A girl writes on a slate in her classroom at Coleyah Centre Primary School in Conakry Picture: UNICEF/UNMEER/Martine Perret
His elder brother Emmanuel was not so lucky.
“I was forced to stop going to university and start working,” he said. “I lost both my parents in the span of a week,” in October 2014.
Emmanuel Lenoh said his mother, a trader, contracted the virus during one of her regular trips to Sierra Leone, and then infected other members of the family.
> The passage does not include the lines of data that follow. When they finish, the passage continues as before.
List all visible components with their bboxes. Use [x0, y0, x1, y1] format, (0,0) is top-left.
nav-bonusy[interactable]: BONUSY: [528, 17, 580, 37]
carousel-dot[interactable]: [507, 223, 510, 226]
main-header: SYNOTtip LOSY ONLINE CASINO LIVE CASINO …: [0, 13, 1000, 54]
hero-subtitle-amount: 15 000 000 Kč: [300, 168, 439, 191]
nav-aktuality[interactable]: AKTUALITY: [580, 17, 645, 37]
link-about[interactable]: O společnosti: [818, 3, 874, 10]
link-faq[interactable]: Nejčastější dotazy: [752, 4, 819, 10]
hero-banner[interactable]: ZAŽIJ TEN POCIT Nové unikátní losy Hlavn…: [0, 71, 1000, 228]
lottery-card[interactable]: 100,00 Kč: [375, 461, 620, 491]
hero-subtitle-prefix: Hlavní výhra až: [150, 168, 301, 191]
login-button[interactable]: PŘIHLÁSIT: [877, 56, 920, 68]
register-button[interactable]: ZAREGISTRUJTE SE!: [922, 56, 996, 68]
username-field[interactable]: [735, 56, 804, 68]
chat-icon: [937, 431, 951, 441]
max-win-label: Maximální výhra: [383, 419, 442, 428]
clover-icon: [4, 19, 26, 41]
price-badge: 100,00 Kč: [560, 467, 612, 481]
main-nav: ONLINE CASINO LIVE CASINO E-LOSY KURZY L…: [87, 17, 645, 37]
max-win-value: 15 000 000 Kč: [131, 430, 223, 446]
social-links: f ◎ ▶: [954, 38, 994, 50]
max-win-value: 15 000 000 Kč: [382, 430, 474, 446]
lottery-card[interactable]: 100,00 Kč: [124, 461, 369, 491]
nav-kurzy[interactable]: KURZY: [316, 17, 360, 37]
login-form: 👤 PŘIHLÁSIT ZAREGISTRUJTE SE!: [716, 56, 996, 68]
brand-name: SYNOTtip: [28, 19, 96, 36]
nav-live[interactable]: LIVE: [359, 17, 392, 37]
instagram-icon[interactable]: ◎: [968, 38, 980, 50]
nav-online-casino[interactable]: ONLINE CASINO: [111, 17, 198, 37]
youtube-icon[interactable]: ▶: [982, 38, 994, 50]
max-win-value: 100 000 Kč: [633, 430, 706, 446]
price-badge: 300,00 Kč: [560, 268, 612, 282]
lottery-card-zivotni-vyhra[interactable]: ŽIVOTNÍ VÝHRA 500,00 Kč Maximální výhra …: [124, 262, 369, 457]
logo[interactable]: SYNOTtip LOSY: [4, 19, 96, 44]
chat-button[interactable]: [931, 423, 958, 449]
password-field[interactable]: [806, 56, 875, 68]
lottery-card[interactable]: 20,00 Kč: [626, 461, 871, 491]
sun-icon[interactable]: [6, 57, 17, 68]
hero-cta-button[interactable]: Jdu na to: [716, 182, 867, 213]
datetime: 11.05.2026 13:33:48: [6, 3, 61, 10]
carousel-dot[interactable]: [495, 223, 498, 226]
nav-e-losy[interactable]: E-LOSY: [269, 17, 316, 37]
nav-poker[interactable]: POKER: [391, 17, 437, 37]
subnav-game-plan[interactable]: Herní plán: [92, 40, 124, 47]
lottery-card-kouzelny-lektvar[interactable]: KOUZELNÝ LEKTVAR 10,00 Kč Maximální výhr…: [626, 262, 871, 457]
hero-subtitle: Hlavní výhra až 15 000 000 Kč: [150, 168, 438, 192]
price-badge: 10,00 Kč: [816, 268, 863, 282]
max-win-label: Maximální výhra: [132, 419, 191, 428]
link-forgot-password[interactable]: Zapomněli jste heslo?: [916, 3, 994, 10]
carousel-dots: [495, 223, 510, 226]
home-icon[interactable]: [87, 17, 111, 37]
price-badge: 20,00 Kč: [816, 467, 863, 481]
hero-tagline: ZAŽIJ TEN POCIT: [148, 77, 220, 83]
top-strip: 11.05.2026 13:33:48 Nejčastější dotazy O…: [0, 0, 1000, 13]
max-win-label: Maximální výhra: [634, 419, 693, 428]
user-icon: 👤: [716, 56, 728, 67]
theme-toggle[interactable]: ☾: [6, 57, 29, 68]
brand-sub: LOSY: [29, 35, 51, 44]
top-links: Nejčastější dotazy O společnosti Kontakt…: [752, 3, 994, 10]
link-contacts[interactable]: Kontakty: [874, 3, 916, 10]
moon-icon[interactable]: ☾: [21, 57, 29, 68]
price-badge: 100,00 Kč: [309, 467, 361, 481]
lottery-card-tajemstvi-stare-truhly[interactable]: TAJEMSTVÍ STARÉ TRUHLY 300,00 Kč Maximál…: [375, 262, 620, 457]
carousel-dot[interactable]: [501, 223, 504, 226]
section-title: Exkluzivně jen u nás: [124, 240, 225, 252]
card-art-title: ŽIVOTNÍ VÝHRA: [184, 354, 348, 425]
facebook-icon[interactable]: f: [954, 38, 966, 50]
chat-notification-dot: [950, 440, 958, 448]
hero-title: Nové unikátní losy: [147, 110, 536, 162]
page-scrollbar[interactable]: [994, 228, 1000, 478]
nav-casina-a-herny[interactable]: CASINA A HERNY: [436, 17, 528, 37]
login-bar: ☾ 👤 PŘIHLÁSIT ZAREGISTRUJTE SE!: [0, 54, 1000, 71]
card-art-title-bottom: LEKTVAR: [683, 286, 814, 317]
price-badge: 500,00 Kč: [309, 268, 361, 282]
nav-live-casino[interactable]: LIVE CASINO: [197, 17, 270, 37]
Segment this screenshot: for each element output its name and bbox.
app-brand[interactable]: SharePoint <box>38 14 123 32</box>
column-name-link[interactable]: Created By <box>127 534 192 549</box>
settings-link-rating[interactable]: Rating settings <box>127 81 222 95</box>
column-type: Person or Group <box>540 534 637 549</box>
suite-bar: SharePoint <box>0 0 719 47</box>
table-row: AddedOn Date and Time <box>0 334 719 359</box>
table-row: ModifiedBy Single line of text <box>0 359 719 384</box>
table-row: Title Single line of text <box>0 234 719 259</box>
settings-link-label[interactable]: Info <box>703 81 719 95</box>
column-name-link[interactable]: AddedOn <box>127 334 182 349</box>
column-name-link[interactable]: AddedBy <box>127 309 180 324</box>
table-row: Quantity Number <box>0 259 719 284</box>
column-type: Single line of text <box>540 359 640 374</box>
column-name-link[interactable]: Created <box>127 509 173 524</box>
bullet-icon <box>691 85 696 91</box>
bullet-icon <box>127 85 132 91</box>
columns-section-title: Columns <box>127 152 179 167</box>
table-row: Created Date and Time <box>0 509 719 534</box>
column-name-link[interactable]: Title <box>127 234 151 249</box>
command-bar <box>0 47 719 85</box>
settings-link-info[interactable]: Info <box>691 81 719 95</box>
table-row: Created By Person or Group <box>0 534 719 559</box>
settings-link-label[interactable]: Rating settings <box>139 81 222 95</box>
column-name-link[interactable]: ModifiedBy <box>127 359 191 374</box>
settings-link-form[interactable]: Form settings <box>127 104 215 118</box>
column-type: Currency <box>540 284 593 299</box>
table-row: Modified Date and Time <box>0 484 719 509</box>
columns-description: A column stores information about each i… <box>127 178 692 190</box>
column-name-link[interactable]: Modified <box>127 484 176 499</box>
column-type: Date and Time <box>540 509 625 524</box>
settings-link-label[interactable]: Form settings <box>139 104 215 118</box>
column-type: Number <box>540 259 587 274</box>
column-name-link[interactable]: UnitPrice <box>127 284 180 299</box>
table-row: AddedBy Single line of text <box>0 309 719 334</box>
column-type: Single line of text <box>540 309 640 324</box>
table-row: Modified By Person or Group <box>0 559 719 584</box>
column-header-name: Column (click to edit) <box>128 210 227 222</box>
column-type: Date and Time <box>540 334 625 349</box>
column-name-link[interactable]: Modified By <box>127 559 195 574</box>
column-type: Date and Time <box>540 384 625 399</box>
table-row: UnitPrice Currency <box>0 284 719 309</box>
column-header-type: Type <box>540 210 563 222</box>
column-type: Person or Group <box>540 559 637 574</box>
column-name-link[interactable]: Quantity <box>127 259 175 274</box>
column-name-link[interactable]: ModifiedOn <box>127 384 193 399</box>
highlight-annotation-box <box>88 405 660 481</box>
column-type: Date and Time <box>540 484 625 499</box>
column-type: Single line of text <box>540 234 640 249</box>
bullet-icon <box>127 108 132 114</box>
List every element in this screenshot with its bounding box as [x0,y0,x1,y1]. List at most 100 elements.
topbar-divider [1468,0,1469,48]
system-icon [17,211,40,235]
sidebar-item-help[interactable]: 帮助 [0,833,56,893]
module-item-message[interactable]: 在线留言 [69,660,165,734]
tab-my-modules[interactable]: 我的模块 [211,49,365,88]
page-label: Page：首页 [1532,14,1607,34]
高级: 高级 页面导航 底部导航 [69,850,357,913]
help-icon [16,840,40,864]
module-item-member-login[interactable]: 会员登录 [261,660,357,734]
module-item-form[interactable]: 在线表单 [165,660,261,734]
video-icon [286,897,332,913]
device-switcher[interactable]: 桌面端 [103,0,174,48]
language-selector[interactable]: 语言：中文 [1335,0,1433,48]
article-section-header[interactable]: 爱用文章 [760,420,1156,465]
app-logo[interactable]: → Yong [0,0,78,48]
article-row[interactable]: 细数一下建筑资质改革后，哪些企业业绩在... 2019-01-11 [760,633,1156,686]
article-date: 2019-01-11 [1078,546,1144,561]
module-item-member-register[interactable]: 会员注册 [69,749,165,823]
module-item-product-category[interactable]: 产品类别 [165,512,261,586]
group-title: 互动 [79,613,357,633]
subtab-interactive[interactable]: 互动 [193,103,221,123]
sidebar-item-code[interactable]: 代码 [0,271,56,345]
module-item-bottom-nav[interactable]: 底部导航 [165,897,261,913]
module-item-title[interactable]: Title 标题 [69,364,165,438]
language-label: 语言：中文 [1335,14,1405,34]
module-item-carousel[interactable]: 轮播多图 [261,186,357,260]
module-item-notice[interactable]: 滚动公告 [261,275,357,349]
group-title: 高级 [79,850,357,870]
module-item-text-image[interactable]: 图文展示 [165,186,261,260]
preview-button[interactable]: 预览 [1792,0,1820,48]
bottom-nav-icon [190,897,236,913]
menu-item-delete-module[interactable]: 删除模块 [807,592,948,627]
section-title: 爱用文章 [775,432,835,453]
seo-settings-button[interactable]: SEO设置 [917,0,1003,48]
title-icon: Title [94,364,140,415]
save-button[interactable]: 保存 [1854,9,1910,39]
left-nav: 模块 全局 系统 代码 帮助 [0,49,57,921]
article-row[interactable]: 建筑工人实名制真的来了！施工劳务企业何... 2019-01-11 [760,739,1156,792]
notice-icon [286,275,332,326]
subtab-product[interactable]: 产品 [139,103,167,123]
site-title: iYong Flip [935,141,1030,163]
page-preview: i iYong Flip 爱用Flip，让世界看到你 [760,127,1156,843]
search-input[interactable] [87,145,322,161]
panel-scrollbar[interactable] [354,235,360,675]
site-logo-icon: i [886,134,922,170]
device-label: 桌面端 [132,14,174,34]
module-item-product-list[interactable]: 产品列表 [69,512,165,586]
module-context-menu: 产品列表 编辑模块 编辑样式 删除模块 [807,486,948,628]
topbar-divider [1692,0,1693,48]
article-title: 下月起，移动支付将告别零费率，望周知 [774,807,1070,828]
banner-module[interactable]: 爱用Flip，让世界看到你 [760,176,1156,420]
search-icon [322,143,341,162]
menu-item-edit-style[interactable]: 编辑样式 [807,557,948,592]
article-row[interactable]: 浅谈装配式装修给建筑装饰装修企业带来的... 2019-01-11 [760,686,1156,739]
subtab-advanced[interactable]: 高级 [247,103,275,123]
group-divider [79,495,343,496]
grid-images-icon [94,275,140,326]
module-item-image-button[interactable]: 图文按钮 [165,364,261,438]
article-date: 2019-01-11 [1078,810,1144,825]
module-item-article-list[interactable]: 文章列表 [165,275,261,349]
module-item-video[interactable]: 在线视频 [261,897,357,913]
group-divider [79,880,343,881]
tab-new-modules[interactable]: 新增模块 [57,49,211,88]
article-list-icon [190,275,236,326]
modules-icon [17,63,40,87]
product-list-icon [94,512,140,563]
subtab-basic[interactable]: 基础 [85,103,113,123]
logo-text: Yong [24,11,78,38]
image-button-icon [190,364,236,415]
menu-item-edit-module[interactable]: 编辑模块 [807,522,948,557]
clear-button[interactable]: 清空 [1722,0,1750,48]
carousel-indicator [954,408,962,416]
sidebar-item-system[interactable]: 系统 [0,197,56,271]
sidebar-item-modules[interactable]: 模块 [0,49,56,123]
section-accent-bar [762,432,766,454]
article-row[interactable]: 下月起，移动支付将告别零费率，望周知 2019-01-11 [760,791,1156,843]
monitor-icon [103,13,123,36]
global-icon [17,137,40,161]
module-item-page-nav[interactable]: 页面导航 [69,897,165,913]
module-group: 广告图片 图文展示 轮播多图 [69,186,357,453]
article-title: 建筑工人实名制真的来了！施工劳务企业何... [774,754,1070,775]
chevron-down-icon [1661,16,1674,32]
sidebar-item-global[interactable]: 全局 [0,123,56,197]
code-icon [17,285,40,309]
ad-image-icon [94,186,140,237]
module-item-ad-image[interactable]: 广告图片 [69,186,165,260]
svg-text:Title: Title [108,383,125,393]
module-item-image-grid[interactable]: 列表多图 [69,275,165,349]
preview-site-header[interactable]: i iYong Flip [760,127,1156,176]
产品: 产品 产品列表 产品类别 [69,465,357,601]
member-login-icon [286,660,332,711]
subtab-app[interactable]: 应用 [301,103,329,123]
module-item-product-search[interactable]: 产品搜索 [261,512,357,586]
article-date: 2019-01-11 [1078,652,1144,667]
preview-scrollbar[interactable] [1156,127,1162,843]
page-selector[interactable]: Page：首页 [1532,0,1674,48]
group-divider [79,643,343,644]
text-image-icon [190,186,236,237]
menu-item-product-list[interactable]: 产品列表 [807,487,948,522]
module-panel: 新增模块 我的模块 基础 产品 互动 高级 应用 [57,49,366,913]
“Today, I cannot finish my studies. Otherwise without my help, the rest of the family can’t continue their studies.”
Jean Pe Kolie, a doctor at Conakry’s public university, lamented that there was no programme to rehabilitate Ebola orphans.
“There is no backing from the state and no funds to set up a project to reintegrate these children,” he said.
“We are trying to provide school stationery. We have programmes with some partners,” he said, citing UN agencies such as UNICEF and the World Food Programme.
“There is aid for survivors but not for orphans,” he said.